Хватит с Ратибора одного раза, когда он пошёл наперекор осторожности, послушал покойного проводника Олексу, согласившись идти днём.
…
— А-а… Не надо… упыри проклятые… Владушко мой… Ратиборушка, тяни…
Витязь тяжко вздохнул, поднося ковшик к запёкшимся губам молодой женщины. Она поймала его, не видя, глотала тяжко, часто облизываясь.
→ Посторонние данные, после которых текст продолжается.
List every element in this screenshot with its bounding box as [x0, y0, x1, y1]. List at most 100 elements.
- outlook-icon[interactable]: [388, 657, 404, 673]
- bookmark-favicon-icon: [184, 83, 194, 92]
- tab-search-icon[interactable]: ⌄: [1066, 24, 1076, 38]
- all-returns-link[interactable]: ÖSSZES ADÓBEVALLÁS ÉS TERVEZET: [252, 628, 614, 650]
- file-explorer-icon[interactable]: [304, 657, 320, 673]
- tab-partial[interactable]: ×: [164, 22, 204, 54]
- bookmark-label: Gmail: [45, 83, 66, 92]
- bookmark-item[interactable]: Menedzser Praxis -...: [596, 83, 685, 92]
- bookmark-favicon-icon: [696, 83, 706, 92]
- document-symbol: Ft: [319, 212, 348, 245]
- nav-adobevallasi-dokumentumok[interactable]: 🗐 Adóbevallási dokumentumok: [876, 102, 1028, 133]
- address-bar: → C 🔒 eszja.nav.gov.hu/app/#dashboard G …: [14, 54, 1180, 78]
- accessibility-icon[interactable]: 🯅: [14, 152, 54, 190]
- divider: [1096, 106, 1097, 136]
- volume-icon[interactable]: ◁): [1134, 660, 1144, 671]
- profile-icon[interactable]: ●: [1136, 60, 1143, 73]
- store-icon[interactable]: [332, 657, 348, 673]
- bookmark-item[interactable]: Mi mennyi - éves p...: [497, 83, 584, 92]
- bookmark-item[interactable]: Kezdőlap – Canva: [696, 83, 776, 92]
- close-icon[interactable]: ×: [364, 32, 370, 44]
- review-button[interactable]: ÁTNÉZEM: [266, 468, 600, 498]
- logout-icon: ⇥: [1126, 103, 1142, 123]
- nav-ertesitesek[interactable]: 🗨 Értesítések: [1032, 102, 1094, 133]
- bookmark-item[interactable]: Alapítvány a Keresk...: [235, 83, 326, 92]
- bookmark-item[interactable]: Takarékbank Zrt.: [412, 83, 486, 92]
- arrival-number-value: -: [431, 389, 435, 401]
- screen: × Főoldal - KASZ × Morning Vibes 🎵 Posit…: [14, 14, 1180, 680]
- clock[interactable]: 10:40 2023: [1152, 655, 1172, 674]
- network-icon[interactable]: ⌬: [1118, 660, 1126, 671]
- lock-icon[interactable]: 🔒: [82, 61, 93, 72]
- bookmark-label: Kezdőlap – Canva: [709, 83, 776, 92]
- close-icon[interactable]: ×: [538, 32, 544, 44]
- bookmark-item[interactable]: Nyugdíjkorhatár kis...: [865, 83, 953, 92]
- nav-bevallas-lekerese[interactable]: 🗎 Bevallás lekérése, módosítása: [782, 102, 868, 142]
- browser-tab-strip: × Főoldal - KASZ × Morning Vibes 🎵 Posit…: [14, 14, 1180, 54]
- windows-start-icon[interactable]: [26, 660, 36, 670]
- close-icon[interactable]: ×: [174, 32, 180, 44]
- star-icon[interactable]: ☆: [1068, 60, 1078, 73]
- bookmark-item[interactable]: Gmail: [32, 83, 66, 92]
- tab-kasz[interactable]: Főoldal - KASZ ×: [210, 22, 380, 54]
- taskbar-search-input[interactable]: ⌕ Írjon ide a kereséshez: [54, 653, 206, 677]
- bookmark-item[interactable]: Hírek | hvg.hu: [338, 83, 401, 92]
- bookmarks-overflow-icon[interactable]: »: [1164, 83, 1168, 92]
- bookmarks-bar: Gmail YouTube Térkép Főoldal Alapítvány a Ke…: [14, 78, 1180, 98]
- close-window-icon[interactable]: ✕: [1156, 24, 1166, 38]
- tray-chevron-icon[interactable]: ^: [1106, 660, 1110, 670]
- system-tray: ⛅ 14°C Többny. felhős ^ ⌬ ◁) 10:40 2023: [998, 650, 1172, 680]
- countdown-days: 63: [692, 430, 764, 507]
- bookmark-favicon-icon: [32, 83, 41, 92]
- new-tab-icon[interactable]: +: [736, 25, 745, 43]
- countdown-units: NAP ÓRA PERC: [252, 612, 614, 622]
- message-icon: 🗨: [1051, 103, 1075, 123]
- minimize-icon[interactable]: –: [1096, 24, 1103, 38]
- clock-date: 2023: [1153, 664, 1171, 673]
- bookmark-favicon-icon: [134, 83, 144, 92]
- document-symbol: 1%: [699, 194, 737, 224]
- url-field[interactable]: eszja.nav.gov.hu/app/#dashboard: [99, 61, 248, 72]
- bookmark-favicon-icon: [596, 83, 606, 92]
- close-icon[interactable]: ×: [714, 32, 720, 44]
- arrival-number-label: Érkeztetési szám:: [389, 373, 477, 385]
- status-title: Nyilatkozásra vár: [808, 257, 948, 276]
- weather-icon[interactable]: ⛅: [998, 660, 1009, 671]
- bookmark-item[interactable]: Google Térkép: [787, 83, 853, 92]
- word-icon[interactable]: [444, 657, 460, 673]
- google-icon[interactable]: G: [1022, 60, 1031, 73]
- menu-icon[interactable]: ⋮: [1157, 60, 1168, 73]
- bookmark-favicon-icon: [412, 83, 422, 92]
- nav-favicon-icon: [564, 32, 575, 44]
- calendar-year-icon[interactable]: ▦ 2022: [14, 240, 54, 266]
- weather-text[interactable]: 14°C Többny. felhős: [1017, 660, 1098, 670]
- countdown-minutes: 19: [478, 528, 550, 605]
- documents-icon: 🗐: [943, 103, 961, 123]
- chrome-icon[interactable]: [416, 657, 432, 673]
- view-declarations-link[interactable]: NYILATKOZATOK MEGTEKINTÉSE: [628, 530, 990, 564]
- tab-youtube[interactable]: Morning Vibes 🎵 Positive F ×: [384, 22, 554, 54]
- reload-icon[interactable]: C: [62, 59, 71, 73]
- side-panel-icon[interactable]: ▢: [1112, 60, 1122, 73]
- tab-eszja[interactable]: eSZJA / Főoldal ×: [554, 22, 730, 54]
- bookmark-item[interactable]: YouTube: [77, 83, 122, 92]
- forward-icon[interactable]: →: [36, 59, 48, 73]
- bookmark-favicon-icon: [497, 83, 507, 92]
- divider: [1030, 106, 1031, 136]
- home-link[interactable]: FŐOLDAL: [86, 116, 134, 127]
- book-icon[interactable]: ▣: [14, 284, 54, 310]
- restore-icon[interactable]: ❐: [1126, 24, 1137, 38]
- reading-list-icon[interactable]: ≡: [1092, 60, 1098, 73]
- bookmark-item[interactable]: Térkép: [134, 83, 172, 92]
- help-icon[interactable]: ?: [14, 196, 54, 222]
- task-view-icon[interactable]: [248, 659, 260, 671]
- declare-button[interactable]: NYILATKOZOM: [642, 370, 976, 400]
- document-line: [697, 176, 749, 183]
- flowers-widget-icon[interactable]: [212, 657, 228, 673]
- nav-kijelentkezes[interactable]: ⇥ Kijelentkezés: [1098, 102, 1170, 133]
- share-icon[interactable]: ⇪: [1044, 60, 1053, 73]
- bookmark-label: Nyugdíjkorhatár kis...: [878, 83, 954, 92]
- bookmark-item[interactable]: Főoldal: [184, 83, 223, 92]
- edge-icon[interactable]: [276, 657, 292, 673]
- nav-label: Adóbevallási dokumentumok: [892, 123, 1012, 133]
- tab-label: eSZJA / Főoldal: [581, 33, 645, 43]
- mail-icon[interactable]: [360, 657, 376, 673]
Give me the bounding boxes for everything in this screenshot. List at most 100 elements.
Ратибор посмотрел в маленькое оконце, затянутое бычьим пузырём. На затерянной в дремучей непролазной чащобе заимке скопилось немало народу. Семья Боброка оказалась немалой — сам хозяин, жена, крепкая жилистая баба, да пятеро ребятишек. К этому прибавить ещё двоюродного брата хозяина, заросшего до глаз чёрной бородой угрюмого звероватого мужика, бобылём сидящего на лесной заимке. Могучая печь, сложенная из дикого серого камня, разделяла избу на две половины. Со стороны устья печи гремела ухватом хозяйка. Там расположилось семейство Боброка, вместе с кузеном. Малую половину заняли Ратибор и княгиня. Дым, остававшийся после топки печи, медленно уползал в дыру под стрехой грубой тесовой крыши.
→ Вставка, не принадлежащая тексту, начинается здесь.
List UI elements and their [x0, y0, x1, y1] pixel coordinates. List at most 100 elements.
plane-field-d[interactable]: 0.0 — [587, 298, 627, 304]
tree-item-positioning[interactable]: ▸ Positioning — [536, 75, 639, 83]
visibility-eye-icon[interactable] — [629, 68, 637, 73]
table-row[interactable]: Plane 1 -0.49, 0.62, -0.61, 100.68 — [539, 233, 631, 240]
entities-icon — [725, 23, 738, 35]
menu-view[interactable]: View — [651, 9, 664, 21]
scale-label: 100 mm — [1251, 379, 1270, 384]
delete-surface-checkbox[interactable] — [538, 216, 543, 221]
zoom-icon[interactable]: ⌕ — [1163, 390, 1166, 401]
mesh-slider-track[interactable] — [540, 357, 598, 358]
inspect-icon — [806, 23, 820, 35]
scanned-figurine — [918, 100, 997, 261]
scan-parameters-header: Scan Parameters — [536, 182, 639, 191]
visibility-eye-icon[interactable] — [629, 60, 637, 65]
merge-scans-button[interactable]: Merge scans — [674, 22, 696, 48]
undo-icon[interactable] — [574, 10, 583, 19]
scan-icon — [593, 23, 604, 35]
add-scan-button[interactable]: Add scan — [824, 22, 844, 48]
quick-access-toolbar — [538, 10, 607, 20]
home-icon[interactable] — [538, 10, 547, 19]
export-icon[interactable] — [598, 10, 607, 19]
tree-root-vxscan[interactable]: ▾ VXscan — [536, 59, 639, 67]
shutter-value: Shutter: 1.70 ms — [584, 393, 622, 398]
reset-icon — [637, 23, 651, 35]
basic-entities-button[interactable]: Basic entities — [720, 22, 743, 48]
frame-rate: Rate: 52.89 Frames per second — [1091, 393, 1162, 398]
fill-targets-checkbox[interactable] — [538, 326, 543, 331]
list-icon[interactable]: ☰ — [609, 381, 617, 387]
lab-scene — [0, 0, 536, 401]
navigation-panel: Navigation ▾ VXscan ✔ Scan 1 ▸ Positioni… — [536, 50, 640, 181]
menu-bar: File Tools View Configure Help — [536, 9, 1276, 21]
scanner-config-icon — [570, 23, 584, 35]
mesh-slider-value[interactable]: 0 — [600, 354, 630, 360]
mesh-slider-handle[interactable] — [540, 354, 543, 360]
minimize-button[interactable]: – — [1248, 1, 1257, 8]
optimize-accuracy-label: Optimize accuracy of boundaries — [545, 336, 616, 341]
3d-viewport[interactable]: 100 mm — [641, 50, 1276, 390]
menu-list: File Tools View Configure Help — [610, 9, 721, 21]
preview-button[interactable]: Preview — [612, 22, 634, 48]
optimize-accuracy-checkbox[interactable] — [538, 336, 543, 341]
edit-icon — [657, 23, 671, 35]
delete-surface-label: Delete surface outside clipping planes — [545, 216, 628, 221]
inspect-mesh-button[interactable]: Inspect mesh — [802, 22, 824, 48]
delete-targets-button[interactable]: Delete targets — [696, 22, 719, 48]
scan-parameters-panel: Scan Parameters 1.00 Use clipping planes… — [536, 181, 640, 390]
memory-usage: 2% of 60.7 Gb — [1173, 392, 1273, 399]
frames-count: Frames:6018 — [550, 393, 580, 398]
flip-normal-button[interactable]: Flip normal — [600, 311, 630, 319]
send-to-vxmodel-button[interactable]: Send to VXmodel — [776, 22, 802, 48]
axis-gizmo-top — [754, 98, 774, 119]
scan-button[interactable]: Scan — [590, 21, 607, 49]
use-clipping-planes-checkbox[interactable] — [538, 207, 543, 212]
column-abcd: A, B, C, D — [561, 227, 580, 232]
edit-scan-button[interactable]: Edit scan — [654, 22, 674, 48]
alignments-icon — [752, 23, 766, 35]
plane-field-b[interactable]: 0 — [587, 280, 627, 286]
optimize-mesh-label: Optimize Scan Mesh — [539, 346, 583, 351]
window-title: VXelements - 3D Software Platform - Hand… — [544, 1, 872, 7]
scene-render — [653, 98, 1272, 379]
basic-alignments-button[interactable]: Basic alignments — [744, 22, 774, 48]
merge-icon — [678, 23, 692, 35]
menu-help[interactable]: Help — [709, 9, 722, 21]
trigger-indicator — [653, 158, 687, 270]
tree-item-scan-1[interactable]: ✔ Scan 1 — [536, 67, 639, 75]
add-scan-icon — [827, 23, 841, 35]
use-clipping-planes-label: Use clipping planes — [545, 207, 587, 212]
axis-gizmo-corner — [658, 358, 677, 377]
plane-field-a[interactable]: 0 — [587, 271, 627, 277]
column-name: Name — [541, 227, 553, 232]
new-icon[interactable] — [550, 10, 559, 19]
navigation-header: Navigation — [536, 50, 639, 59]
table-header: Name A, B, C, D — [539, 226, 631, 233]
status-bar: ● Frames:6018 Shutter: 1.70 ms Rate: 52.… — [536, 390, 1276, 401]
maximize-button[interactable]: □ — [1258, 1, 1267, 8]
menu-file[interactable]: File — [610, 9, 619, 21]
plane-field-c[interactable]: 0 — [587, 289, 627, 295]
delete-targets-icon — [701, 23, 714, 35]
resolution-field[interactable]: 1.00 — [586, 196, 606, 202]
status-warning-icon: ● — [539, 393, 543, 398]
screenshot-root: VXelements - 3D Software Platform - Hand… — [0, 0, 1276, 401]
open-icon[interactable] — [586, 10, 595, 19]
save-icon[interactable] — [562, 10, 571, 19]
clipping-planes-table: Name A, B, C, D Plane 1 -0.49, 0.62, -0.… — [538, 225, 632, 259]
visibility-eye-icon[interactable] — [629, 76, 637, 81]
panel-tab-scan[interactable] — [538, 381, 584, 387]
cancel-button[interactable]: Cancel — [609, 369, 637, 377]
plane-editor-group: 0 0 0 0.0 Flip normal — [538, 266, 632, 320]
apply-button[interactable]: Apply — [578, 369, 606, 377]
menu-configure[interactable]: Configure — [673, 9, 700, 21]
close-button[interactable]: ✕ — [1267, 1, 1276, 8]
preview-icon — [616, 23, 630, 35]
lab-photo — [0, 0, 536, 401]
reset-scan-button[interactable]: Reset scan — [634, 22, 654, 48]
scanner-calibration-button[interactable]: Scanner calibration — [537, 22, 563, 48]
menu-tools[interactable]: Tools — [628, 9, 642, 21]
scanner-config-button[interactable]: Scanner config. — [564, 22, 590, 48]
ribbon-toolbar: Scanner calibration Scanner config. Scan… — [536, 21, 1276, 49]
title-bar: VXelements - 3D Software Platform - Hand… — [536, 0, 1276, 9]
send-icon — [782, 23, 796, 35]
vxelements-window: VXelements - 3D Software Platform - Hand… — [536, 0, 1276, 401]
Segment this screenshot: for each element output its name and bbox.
Витязь не отходил от мечущейся в бреду ни на шаг. Буквально ни на шаг — выйдет за угол справить нужду, и назад. Вроде бы всё нормально, и за приют Ратибор отвесил серебра недрогнувшей рукой — нехай им, с хозяевами лучше жить в мире. Вот только не нравился Ратибору угрюмый «братец», зыркающий исподлобья. Ратибор кое-что понимал в людях, поэтому не стесняясь брал пищу только прямо из хозяйского котла, а воду из стоявшей в сенях обледенелой кадушки, откуда брали все. За санями хозяева привели двух коров, и Ратибор брал для княгини парное молоко из подойника, сам поил тёплым молоком больную — молодая княгиня не выныривала из горячечного бреда. Хозяйка было сунулась предложить свои услуги по женской части — негоже, мол, витязю подставлять посудину женщине — но Ратибор только коротко глянул, и она замолкла. Спать витязь ложился поперёк прохода, имея под рукой меч. На обиженное сопение Боброка витязь ответил вежливо, но без улыбки — так привык на службе, бережёного Бог бережёт.
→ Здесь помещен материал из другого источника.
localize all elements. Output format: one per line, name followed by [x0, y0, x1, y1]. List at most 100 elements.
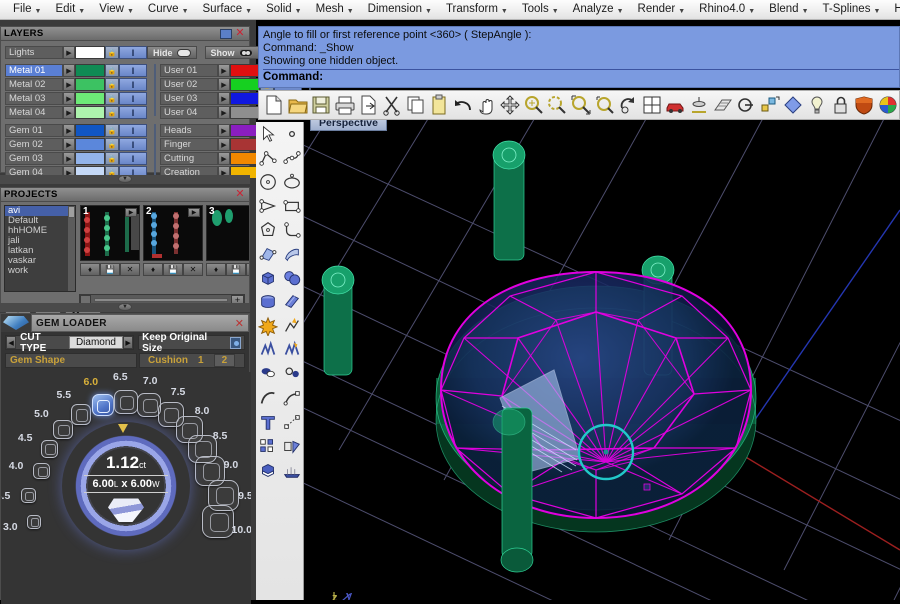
zoom-selected-icon[interactable]	[593, 93, 616, 117]
gem-size-label[interactable]: 9.0	[224, 459, 239, 471]
arc-center-icon[interactable]	[735, 93, 758, 117]
layer-color-swatch[interactable]	[75, 92, 105, 105]
lock-icon[interactable]: 🔒	[105, 78, 119, 91]
chevron-right-icon[interactable]: ▶	[218, 64, 230, 77]
project-thumbnail[interactable]: 3▶ ♦💾✕	[206, 205, 249, 292]
menu-blend[interactable]: Blend ▼	[762, 1, 815, 18]
gem-size-option[interactable]	[33, 462, 50, 480]
collapse-knob-icon-2[interactable]: ▼	[118, 303, 132, 311]
command-area[interactable]: Angle to fill or first reference point <…	[258, 26, 900, 88]
command-prompt[interactable]: Command:	[263, 71, 899, 83]
layer-on-toggle[interactable]: I	[119, 46, 147, 59]
lock-icon[interactable]: 🔒	[105, 92, 119, 105]
curve-through-points-icon[interactable]	[256, 194, 280, 218]
layer-on-toggle[interactable]: I	[119, 152, 147, 165]
layer-color-swatch[interactable]	[75, 124, 105, 137]
page-current[interactable]: 1	[198, 355, 204, 366]
layer-name[interactable]: User 03	[160, 92, 218, 105]
slider-track[interactable]	[94, 298, 228, 302]
gem-size-selector[interactable]: 3.0 3.5 4.0 4.55.0 5.5 6.0 6.5 7.0 7.5 8.0 8.5 9.0 9…	[1, 372, 251, 604]
layer-row-gem-03[interactable]: Gem 03 ▶ 🔒 I	[5, 152, 147, 165]
cut-scissors-icon[interactable]	[381, 93, 404, 117]
hide-button[interactable]: Hide	[147, 46, 197, 59]
layer-on-toggle[interactable]: I	[119, 124, 147, 137]
load-icon[interactable]: ♦	[143, 263, 163, 276]
undo-icon[interactable]	[452, 93, 475, 117]
gem-size-label[interactable]: 4.5	[18, 432, 33, 444]
car-render-icon[interactable]	[664, 93, 687, 117]
viewport-label[interactable]: Perspective	[310, 120, 387, 131]
copy-icon[interactable]	[405, 93, 428, 117]
projects-list[interactable]: avi Default hhHOME jali latkan vaskar work	[4, 205, 76, 292]
new-file-icon[interactable]	[263, 93, 286, 117]
gem-size-option[interactable]	[26, 514, 41, 529]
point-icon[interactable]	[280, 122, 304, 146]
control-point-curve-icon[interactable]	[280, 146, 304, 170]
grid-plane-icon[interactable]	[711, 93, 734, 117]
two-point-circle-icon[interactable]	[280, 362, 304, 386]
layers-scrollbar-left-2[interactable]	[154, 124, 156, 176]
layer-on-toggle[interactable]: I	[119, 138, 147, 151]
curve-blend-icon[interactable]	[256, 386, 280, 410]
explode-star-icon[interactable]	[256, 314, 280, 338]
close-icon[interactable]: ✕	[234, 188, 246, 200]
arc-corner-icon[interactable]	[280, 218, 304, 242]
menu-t-splines[interactable]: T-Splines ▼	[816, 1, 888, 18]
layer-color-swatch[interactable]	[75, 64, 105, 77]
gem-size-option[interactable]	[114, 390, 138, 414]
sphere-solid-icon[interactable]	[280, 266, 304, 290]
layer-color-swatch[interactable]	[230, 92, 260, 105]
layer-color-swatch[interactable]	[230, 106, 260, 119]
sweep-surface-icon[interactable]	[280, 242, 304, 266]
chevron-right-icon[interactable]: ▶	[63, 152, 75, 165]
lock-icon[interactable]: 🔒	[105, 46, 119, 59]
layer-row-metal-02[interactable]: Metal 02 ▶ 🔒 I	[5, 78, 147, 91]
gem-size-option[interactable]	[91, 394, 114, 417]
boolean-split-icon[interactable]	[256, 338, 280, 362]
shade-diamond-icon[interactable]	[782, 93, 805, 117]
gem-size-label[interactable]: 6.0	[84, 376, 99, 388]
lock-icon[interactable]: 🔒	[105, 106, 119, 119]
menu-render[interactable]: Render ▼	[631, 1, 693, 18]
cylinder-solid-icon[interactable]	[256, 290, 280, 314]
perspective-viewport[interactable]: Perspective z	[304, 120, 900, 600]
panel-divider-2[interactable]: ▼	[0, 303, 250, 312]
delete-icon[interactable]: ✕	[183, 263, 203, 276]
menu-mesh[interactable]: Mesh ▼	[309, 1, 361, 18]
thumbnail-image[interactable]: 3▶	[206, 205, 249, 261]
rotate-view-icon[interactable]	[617, 93, 640, 117]
menu-solid[interactable]: Solid ▼	[259, 1, 309, 18]
save-icon[interactable]: 💾	[226, 263, 246, 276]
lamp-light-icon[interactable]	[688, 93, 711, 117]
delete-icon[interactable]: ✕	[120, 263, 140, 276]
box-solid-icon[interactable]	[256, 266, 280, 290]
dot-half-icon[interactable]	[256, 362, 280, 386]
layer-color-swatch[interactable]	[230, 64, 260, 77]
layer-name[interactable]: Metal 01	[5, 64, 63, 77]
chevron-right-icon[interactable]: ▶	[122, 336, 134, 349]
gem-size-label[interactable]: 3.5	[1, 490, 10, 502]
menu-view[interactable]: View ▼	[92, 1, 141, 18]
lock-icon[interactable]: 🔒	[105, 138, 119, 151]
four-view-icon[interactable]	[641, 93, 664, 117]
layer-color-swatch[interactable]	[75, 106, 105, 119]
panel-divider-1[interactable]: ▼	[0, 175, 250, 184]
color-wheel-icon[interactable]	[876, 93, 899, 117]
layer-color-swatch[interactable]	[230, 78, 260, 91]
load-icon[interactable]: ♦	[80, 263, 100, 276]
menu-tools[interactable]: Tools ▼	[515, 1, 566, 18]
minimize-icon[interactable]	[220, 28, 232, 39]
gem-size-label[interactable]: 7.5	[171, 386, 186, 398]
show-button[interactable]: Show	[204, 46, 259, 59]
layer-name[interactable]: User 04	[160, 106, 218, 119]
curve-edit-icon[interactable]	[280, 386, 304, 410]
load-icon[interactable]: ♦	[206, 263, 226, 276]
chevron-right-icon[interactable]: ▶	[218, 92, 230, 105]
gem-size-label[interactable]: 8.5	[213, 430, 228, 442]
polyline-icon[interactable]	[256, 146, 280, 170]
menu-rhino4-0[interactable]: Rhino4.0 ▼	[692, 1, 762, 18]
ellipse-icon[interactable]	[280, 170, 304, 194]
chevron-right-icon[interactable]: ▶	[63, 78, 75, 91]
layer-name[interactable]: Heads	[160, 124, 218, 137]
layer-name[interactable]: Gem 01	[5, 124, 63, 137]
Боброк был прав — в здешней чащобе можно отсиживаться долго, до конца времён. Витязь понимал в воинском деле и был уверен — как только поплывут сугробы, татарские орды повернут назад. Не дурак хан Батый, чтобы потопить своё войско в половодье. Отожрутся, отоспятся на степном приволье, и на следующую зиму опять попрут несметной силой на Русь.
— Где мы, Вышатич? — вывел его из задумчивости слабый голос. Витязь помимо воли расплылся в радостной улыбке, так что треснули отвыкшие, задубелые губы. Не камень — гора свалилась с души. Очнулась-таки от горячки.
— Всё хорошо, госпожа моя. Мы в надёжном месте.
Больная слабо улыбнулась.
— Где оно, то надёжное место?
Тоже верно. Где теперь на Руси надёжное место?